Lessons Learned
We learned many lessons on this project. Many of them were positive, but hindsight pointed out that we should have done some things differently. The largest drawback to our approach was that we initially expected to automate the entire parallel testing effort, but we ended up not automating the GUI-level testing (screen-based rules for data verification, consistent behavior, and so on). One of the reasons we wanted to use production data was not just to test the end calculations that were performed on the transaction data, but to test the input constraints on the GUI. This entire aspect of the testing was left out. Doing it again, it would be nice to develop a balance between the two: Use the performance test tools for the bulk of the testing and then randomly select the data for some GUI-level testing using the framework we had already created.

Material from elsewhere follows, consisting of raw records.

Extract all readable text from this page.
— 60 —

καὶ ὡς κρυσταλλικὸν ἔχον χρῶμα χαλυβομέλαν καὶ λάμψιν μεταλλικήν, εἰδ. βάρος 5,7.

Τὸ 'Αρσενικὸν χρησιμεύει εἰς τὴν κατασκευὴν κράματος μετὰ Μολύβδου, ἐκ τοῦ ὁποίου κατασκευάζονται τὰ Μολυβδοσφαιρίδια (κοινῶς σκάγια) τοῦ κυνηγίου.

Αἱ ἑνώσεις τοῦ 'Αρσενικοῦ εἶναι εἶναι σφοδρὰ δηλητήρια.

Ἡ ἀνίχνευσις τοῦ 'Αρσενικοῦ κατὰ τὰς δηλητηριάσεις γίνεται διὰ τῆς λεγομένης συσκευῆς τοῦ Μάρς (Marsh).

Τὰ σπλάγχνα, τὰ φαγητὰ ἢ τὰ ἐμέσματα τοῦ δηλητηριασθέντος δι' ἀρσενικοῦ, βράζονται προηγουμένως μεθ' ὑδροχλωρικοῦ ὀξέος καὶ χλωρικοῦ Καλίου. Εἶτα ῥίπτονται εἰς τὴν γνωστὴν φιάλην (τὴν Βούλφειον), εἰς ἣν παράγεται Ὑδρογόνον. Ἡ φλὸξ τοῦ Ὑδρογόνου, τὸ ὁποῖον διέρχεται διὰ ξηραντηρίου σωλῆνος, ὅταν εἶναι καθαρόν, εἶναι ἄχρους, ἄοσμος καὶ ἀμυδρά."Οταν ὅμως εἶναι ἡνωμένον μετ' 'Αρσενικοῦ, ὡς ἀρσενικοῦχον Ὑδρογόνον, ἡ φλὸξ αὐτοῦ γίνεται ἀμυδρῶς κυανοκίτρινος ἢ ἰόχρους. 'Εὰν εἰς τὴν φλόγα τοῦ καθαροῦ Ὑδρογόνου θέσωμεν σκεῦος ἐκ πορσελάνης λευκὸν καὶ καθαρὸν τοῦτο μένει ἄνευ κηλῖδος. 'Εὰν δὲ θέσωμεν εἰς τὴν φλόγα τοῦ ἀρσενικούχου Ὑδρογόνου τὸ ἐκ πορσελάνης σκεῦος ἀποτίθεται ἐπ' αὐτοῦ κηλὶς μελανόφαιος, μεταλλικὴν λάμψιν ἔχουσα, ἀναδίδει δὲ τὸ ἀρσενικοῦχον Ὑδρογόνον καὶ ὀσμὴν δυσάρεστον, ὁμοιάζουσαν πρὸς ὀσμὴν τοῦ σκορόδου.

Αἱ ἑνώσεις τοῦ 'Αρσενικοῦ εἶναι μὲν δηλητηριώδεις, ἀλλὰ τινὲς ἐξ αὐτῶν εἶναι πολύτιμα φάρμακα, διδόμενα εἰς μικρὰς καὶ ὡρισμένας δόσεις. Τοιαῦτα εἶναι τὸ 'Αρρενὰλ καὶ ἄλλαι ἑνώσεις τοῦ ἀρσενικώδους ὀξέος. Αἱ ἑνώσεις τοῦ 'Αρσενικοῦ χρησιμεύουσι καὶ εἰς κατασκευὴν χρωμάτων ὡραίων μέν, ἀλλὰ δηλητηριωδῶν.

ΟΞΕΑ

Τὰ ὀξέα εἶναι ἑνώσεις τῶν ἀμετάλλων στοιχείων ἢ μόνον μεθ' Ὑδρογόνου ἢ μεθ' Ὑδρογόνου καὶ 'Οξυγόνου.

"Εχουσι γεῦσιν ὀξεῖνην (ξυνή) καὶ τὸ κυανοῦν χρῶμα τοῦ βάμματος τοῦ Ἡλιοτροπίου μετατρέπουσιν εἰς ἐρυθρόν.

We should have added more elegant response timing and designed the data access so that it could be pointed to different data sources. We didn't think to capture meaningful performance metrics until after we had the bulk of the framework created. It was only when we noticed the performance limitation that we thought to add that level of logging to the scripts. In addition, at one point we wanted to rerun a past dataset to verify a bug fix. Unfortunately, we hadn't thought that far ahead, and we couldn't re-create the environment or point our framework to another data source.
From a maintenance perspective, it might have been easier to write the data parser in a different language entirely (most likely Java, the primary language the developers were using). Even though the language we used was a full-featured programming language, we could have had more support if we had written that part of the framework outside of the test tool. We should also have had some sort of archiving for the data; either basic version control on the source files or perhaps a set of XML files that could be used to regenerate our data easily in any format.

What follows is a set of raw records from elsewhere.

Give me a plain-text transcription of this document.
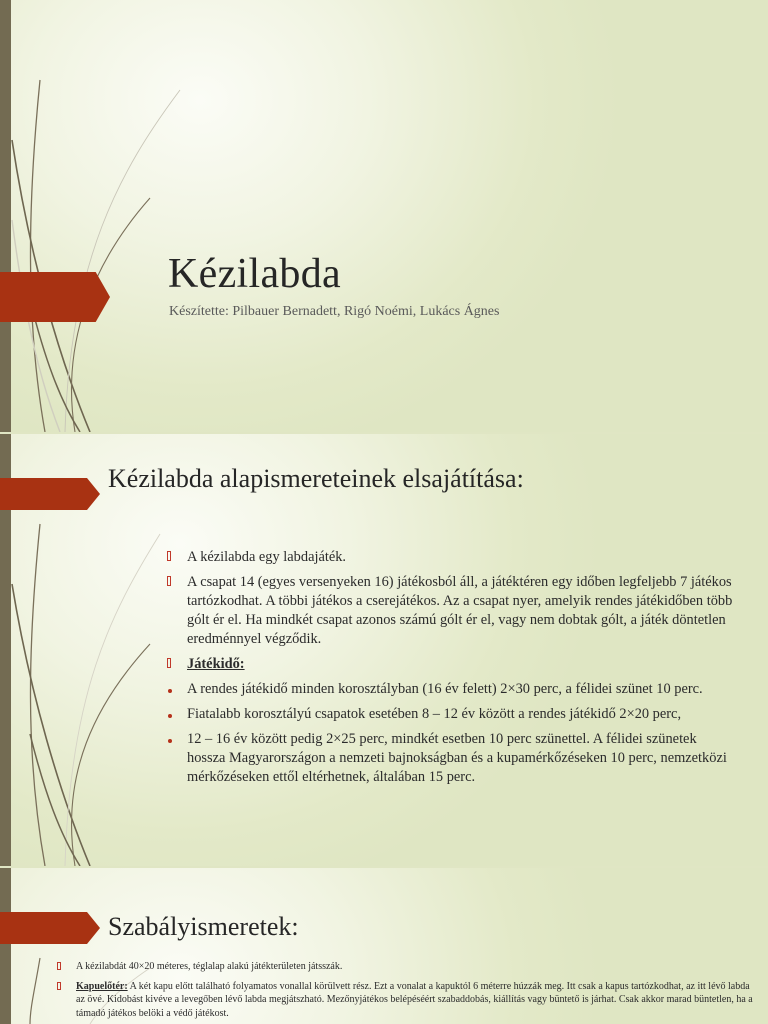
Kézilabda
Készítette: Pilbauer Bernadett, Rigó Noémi, Lukács Ágnes
Kézilabda alapismereteinek elsajátítása:
A kézilabda egy labdajáték.
A csapat 14 (egyes versenyeken 16) játékosból áll, a játéktéren egy időben legfeljebb 7 játékos tartózkodhat. A többi játékos a cserejátékos. Az a csapat nyer, amelyik rendes játékidőben több gólt ér el. Ha mindkét csapat azonos számú gólt ér el, vagy nem dobtak gólt, a játék döntetlen eredménnyel végződik.
Játékidő:
A rendes játékidő minden korosztályban (16 év felett) 2×30 perc, a félidei szünet 10 perc.
Fiatalabb korosztályú csapatok esetében 8 – 12 év között a rendes játékidő 2×20 perc,
12 – 16 év között pedig 2×25 perc, mindkét esetben 10 perc szünettel. A félidei szünetek hossza Magyarországon a nemzeti bajnokságban és a kupamérkőzéseken 10 perc, nemzetközi mérkőzéseken ettől eltérhetnek, általában 15 perc.
Szabályismeretek:
A kézilabdát 40×20 méteres, téglalap alakú játékterületen játsszák.
Kapuelőtér: A két kapu előtt található folyamatos vonallal körülvett rész. Ezt a vonalat a kapuktól 6 méterre húzzák meg. Itt csak a kapus tartózkodhat, az itt lévő labda az övé. Kidobást kivéve a levegőben lévő labda megjátszható. Mezőnyjátékos belépéséért szabaddobás, kiállítás vagy büntető is járhat. Csak akkor marad büntetlen, ha a támadó játékos belöki a védő játékost.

In addition, isolating errors found was very difficult. First we had to determine which data set was used (manually intensive); then we had to reproduce the problem in the web application (which didn't always happen because there was no load on the application). Looking back, we also should have done a better job of logging the actual data and test data used by each virtual user.
Finally, it's worth sharing that this method of testing was eventually abandoned. After some of the more technical testers left the project, it was too difficult for automated testers new to the project to figure out the framework and keep up to date with the web application. When discussing the issue with performance test expert Scott Barber, he commented that these types of tests often tend to be too time-consuming to develop to be thought of as disposable; yet making them maintainable by anyone who was not part of the initial development of the tests is even more difficult. He concluded that it tends to lead to the need for abandoning the test or committing a more senior programmer/tester to the maintenance phase instead of assigning the maintenance task to a junior programmer. As a testament to this, even with the help of the developers, the code for our test was too complex to transfer knowledge to the testers still on the project in a reasonable amount of time. As it turns out, most testers had never done performance testing and had never actually written code. To me, this speaks to a larger problem in the organization and in our industry.